Infine c’è l’incognita del Movimento Cinque Stelle. Movimento carsico e umorale, potrebbe riemergere dal senso di disgusto per una politica inefficiente, preoccupata di trasformare rimborsi elettorali in vini francesi e mutandine più che di amministrare bene la cosa pubblica. I 16 impresentabili, anche se non liguri, aiutano Beppe Grillo, l’unico che ha osato presentarsi in piazza e non in un teatrino o davanti all’aperitivo. Se i partiti avessero voluto esorcizzare lo spettro un po’ appannato del tribuno di Sant’Ilario, avrebbero fatto meglio a non riempire le loro liste con vecchi arnesi della politica e burosauri, indagati e inattivi, per usare l’eufemismo dell’Istat: gente che non si è mai cercata un posto di lavoro vero e vede in ogni seggio elettorale un ufficio di collocamento.
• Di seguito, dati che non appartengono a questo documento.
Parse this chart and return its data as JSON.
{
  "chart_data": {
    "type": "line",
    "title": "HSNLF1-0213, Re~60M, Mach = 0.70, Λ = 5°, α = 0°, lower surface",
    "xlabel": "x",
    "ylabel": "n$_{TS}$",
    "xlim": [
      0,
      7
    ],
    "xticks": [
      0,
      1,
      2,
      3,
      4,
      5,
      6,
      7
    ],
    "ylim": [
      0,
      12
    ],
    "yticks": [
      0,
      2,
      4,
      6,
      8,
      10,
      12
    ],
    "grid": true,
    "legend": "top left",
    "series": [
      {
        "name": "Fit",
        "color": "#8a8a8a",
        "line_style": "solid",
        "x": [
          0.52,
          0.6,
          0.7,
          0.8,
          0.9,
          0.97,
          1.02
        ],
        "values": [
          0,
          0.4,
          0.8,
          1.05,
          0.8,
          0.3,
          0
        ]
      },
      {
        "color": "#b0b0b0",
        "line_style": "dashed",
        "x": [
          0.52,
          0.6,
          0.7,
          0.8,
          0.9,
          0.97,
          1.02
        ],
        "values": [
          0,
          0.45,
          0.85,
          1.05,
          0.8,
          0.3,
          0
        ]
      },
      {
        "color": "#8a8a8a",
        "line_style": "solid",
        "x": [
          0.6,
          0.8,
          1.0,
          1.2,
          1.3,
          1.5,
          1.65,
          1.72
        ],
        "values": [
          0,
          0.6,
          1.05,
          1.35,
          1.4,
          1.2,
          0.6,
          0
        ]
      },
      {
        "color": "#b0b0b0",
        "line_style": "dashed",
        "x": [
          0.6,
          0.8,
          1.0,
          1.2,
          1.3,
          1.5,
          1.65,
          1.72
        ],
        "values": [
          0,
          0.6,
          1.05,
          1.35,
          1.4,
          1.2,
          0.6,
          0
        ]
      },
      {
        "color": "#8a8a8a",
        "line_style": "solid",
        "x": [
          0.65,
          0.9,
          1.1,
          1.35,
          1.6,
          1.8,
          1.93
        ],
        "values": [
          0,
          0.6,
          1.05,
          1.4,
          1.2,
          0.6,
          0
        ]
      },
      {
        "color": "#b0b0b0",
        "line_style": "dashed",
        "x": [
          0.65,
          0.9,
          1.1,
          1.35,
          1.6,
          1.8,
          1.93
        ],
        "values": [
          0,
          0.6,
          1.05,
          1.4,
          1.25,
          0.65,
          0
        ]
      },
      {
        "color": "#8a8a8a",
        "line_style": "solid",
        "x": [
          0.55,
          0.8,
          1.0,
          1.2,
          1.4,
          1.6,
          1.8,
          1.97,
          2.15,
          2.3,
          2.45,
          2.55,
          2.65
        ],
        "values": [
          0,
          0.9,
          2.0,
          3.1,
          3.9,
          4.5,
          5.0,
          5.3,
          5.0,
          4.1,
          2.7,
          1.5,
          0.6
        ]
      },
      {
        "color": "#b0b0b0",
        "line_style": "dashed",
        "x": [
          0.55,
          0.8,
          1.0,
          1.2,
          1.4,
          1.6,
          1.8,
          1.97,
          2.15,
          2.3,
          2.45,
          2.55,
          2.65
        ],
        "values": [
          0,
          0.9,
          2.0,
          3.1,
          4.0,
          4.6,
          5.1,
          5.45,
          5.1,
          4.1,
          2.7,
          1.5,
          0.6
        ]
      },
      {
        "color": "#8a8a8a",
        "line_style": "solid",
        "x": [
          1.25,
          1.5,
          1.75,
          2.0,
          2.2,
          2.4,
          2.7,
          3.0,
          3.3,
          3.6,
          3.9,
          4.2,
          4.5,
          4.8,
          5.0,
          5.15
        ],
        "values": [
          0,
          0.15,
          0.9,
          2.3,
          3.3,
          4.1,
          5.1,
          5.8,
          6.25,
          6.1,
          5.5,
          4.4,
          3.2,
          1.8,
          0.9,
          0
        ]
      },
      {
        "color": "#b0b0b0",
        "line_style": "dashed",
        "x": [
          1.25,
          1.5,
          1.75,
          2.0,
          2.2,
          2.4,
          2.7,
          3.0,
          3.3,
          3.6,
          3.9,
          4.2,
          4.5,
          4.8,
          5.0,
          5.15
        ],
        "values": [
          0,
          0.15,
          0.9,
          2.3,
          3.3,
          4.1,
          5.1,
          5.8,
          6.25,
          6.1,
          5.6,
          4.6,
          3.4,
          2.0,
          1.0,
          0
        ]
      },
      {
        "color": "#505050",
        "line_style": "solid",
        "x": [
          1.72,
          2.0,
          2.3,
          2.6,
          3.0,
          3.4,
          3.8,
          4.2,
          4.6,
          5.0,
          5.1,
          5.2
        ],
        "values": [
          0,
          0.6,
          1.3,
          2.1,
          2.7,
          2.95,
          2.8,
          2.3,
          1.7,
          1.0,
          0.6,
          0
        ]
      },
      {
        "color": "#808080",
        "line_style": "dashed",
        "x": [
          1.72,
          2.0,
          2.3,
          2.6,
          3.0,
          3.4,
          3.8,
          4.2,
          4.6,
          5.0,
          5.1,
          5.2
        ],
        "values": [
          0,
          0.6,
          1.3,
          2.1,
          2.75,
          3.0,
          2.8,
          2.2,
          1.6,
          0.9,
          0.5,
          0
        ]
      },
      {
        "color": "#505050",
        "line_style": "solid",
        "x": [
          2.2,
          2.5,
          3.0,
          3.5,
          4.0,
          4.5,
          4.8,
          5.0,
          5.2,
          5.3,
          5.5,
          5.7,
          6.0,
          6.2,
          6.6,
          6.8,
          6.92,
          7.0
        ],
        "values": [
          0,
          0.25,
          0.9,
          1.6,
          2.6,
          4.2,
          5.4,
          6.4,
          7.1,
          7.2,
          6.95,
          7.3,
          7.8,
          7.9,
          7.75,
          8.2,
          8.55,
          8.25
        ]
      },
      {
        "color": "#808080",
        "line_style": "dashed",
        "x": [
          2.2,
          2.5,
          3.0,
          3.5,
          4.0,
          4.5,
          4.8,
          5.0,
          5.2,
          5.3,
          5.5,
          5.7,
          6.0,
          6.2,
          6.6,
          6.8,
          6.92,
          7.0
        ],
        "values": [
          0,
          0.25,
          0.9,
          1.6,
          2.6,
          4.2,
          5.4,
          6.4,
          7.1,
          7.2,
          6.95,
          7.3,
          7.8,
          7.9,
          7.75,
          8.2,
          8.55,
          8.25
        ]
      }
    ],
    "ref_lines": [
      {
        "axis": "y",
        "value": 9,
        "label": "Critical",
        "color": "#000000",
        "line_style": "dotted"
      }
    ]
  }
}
Non c’è da lamentarsi se molti elettori opteranno fra una domenica al mare e un atto di fede sul nome di Alice Salvatore, unica faccia totalmente nuova sul proscenio.

Il terzo e ultimo spettro che aleggerà nella notte di domenica è la paralisi. Con quattro candidati presidenti che si inseguono sopra la soglia del 10% è quasi impossibile che uno di loro abbia il 36%, la golden share che garantisce il controllo della Regione. E questa è la peggiore notizia per la Liguria, che ha davvero bisogno di andare veloce e senza intoppi verso la revisione del bilancio, il taglio di troppe spese improduttive, l’ alleggerimento delle tasse locali, gli sgravi alle nuove imprese, la riduzione sapiente della spesa sanitaria, gli incentivi alle assunzioni in una terra dove la disoccupazione viaggia al 10,8%, un punto e mezzo sopra la media del Nord Ovest.

Ci sono alcune idee buone, qualche strafalcione e molti specchietti per le allodole nei programmi degli otto candidati. Il miglior presidente possibile sarà quello che da lunedì mattina si darà da fare per trasportare meglio i cittadini e le merci, togliere la Liguria dall’isolamento, rilanciare il turismo e l’industria, aiutare la gente onesta a pagare meno tasse e meno burocrazia, difenderci dalle catastrofi e dalla devastazione del paesaggio. Ma non potrà fare nulla senza una solida maggioranza”.